Well, so you are saying that there is a 5% dot-product variation when you go from 3072 dimensions to 256 dimensions.
This isn’t too surprising to me. It suggests that 95% of the important variation is in the first 256 dimensions. So I am guessing they ordered the dimensions, using PCA or something similar, ordered from most important to least important, which is why the vectors can simply be truncated/scaled down to less dimensions.
You get a huge dimension reduction … and a huge search speed up, and reduced storage footprint … but this speed trade comes a loss in quality. But 5%? Sounds pretty good to me, although this is not any real world indication of performance.
What really matters, besides MTEB, is whether the results even make sense, even at 3072 dimensions.

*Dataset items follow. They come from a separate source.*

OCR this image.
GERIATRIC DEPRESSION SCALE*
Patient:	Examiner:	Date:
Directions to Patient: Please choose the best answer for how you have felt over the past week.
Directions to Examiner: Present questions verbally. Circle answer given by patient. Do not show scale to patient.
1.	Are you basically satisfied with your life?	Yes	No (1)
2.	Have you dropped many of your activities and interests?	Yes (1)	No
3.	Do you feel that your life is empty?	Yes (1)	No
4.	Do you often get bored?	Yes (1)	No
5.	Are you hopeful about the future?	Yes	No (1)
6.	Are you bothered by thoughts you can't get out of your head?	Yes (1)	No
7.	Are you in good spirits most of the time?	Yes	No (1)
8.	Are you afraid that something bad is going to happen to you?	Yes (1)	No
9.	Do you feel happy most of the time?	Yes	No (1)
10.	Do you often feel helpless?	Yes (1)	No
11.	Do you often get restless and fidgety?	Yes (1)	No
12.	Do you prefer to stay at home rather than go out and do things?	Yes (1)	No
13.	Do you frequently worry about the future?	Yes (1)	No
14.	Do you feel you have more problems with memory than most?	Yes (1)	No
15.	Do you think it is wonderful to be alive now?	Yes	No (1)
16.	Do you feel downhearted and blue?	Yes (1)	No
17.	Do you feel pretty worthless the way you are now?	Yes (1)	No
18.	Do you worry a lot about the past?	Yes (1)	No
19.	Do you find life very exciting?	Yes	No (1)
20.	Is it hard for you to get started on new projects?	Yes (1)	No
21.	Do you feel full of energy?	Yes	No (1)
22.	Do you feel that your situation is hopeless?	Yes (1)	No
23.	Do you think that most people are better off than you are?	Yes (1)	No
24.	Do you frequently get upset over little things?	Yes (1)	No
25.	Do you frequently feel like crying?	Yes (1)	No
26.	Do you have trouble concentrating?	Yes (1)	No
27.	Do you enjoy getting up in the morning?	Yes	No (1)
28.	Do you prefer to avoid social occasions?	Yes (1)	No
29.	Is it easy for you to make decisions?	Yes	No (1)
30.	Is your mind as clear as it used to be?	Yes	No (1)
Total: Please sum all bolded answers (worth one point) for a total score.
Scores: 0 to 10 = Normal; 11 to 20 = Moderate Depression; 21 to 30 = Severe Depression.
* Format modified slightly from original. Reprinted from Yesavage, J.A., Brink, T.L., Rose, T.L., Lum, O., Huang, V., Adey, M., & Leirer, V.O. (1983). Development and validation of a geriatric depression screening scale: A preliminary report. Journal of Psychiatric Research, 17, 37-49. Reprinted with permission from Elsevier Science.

In general, the sentiment I’ve gathered is that the newer models are better, and also have more dynamic range (0 to 1, instead of 0.7 to 1 from ada-002), so new thresholds need to be used.
I am planning on evaluating the new models soon, and adjust my thresholds.
Any opinions on retrieval or semantic similarity performance? In light of this 5% variation?
The cool thing, and one thing I wanted to emphasize in this thread, is you can carve out your custom dimensions from the large model. So you can go from 3072 to 256, and anything in between, to custom tune your exact speed vs. quality performance trades.
And over time, if you keep your original 3072 vector, you can re-map and tune further.